Brooke giggled. “That was my response, too. I don’t think anyone knew her.”

Kendra added, “She’s a senior. New this year. I think she’d been homeschooled or something her whole life.” She clucked her tongue. “Only here a month and now she’s taken off. Some kids just can’t handle public school.”

I ignored Kendra’s ignorant snap judgment. “How long has she been gone?”

“Apparently a few days, but word only got around today when her mom showed up in the school parking lot, yelling at kids.” Kendra’s eyes gleamed at the drama of it.

“What was she yelling about?”

Brooke twirled a long strand of blond hair around her finger. “Just asking everyone if they’ve seen her and all that.”

“Does anyone know anything?” I asked, my interest piqued.

“There are a million rumors,” Brooke said. “I heard she met a guy online and they ran away together.”

“That doesn’t make any sense,” Kendra snapped. “She’d tell her mom.”

“Maybe she knew her mom wouldn’t let her go,” Brooke said. “Maybe she would have disapproved of her guy. So she left without telling her.”

I watched the conversation bounce back and forth like a Ping-Pong game until the homeroom bell rang. I followed the crowd, breaking off to file into our classrooms.

I felt sorry for the teachers who had to repeatedly try to regain control of their morning classes. Especially Mr. Rylander and Mr. Frederick — redirecting attention from juicy gossip to physics and algebra II were almost impossible feats. Sierra’s disappearance was all people talked about through the morning and well into lunch. Rumors were spreading like a virus, but no one seemed to have any facts.

I ate my lunch in relative peace, listening to Kendra, Brooke, and the rest of the junior girls around me talking about Sierra. I realized that — for the first time this fall — the spotlight was not on me. And I liked it. Then I felt guilty because it came at the expense of someone else’s problems.

I can’t win.

But I also felt something else. A stirring inside. Something I hadn’t felt since I was brought on board to help the police over the summer. I began to wonder if there was anything I could do to help find Sierra. Then I brushed the thought off. Sierra probably just had a fight with her mother, ran off, and would be back tomorrow.

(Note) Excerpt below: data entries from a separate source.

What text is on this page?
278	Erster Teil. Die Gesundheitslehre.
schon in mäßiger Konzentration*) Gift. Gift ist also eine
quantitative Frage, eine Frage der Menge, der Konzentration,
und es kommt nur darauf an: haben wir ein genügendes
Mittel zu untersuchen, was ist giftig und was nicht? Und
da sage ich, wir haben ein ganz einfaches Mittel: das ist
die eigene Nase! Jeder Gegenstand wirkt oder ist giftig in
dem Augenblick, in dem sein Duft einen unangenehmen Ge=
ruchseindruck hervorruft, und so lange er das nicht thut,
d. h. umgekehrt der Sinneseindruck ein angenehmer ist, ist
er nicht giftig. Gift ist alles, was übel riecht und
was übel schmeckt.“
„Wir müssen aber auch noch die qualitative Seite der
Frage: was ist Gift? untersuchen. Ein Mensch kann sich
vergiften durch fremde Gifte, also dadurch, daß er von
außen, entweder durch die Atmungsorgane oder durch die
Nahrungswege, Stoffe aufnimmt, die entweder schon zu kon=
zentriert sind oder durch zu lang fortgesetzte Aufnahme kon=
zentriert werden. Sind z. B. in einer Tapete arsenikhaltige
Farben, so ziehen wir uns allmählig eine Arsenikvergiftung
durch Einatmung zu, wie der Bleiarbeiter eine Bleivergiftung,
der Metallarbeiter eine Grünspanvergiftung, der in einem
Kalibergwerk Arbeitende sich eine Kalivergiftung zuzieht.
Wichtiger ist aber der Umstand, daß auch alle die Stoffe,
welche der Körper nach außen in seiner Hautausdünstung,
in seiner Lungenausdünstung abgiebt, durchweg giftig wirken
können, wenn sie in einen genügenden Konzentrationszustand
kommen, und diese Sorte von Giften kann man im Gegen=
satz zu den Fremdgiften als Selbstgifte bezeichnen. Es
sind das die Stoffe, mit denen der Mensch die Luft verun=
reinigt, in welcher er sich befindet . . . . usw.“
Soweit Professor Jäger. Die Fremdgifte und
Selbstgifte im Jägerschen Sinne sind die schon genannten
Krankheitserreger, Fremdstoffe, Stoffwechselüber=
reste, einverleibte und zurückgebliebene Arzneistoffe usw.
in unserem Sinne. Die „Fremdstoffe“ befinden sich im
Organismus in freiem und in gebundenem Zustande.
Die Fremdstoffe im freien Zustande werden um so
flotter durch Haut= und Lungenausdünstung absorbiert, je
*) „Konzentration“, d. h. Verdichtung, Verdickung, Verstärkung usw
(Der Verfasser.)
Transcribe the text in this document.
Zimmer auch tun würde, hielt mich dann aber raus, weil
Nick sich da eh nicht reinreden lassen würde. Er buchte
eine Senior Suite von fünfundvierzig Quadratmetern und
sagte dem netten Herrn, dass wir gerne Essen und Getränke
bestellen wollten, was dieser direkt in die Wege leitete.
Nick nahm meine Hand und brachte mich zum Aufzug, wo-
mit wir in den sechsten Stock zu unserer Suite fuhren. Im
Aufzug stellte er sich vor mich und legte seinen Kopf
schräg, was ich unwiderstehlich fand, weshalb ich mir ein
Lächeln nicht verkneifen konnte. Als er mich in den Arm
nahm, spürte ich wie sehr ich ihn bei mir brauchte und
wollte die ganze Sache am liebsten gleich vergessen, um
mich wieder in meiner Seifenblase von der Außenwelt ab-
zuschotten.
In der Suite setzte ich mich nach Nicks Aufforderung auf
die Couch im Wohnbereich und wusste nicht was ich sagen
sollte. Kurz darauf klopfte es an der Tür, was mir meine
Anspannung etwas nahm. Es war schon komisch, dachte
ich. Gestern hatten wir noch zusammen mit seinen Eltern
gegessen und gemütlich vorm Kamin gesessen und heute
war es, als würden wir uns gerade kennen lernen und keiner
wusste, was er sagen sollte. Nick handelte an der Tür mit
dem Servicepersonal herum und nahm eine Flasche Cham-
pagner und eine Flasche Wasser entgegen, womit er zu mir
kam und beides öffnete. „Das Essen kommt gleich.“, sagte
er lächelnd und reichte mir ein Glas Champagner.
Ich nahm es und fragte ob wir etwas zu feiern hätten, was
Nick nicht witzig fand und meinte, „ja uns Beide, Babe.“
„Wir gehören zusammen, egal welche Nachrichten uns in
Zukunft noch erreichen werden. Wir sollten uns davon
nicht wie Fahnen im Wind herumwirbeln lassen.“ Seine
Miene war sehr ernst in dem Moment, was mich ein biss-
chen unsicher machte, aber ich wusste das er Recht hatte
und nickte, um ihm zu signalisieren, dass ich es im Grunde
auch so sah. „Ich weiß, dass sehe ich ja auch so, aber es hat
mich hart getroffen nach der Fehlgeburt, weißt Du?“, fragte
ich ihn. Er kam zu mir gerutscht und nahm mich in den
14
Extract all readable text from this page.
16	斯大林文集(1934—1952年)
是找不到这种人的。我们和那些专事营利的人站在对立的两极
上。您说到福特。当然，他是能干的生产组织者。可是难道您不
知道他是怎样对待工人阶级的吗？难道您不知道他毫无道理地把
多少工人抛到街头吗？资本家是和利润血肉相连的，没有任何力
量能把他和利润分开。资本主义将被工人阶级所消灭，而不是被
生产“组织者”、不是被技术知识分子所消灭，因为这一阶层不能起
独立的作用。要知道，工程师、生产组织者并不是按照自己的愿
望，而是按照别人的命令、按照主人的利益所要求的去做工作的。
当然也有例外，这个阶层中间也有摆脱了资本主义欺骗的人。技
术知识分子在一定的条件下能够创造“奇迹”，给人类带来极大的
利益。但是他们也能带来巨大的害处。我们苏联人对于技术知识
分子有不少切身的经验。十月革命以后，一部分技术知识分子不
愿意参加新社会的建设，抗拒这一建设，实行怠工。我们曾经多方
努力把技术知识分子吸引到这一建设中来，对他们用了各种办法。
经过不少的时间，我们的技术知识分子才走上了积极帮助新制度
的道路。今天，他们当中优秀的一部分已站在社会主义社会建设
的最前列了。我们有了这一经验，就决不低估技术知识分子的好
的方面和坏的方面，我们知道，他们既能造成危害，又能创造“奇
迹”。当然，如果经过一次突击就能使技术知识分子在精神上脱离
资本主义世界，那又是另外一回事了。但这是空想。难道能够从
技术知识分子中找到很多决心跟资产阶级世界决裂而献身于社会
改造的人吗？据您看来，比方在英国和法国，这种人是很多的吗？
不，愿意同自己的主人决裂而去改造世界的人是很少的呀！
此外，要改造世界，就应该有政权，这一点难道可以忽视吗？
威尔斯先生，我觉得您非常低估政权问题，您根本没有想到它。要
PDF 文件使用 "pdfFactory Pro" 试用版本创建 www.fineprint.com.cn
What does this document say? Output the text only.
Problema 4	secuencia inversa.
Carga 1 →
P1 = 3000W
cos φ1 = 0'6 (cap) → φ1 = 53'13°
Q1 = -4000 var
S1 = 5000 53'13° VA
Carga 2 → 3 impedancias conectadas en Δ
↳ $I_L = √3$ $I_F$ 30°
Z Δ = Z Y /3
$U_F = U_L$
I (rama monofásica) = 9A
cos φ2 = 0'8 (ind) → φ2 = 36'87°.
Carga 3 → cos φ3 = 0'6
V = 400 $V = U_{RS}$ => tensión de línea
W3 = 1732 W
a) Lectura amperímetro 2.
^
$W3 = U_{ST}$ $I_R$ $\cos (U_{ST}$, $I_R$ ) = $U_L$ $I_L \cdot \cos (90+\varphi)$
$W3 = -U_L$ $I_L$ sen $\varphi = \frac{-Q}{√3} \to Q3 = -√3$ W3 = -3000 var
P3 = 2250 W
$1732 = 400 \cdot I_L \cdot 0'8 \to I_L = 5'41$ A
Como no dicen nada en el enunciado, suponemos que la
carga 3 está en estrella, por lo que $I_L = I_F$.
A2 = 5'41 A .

When lunch ended, I dumped my tray and joined the crowd merging into the hallway, which was plastered with posters about the homecoming dance. I only had five minutes to get to my locker, grab my books, and make it to my next class. The herd was moving a little slow for me to accomplish all of that in time, so I zigged and zagged, apologizing when I accidentally hip-checked a freshman, and finally got to my locker. I spun the dial and started knocking off the numbers.

“They really should give us more time between periods,” the girl at the locker beside mine said.

She wore a black T-shirt and a black skirt with fishnets. Her hair was also dyed black, with one bright blue streak on the side that fell in front of her face as she bent down to pick up a dropped notebook. I figured she was new in school. I would have definitely remembered her from last year. There aren’t many people at Eastport High who stand out. Standing out is bad. I know this from experience.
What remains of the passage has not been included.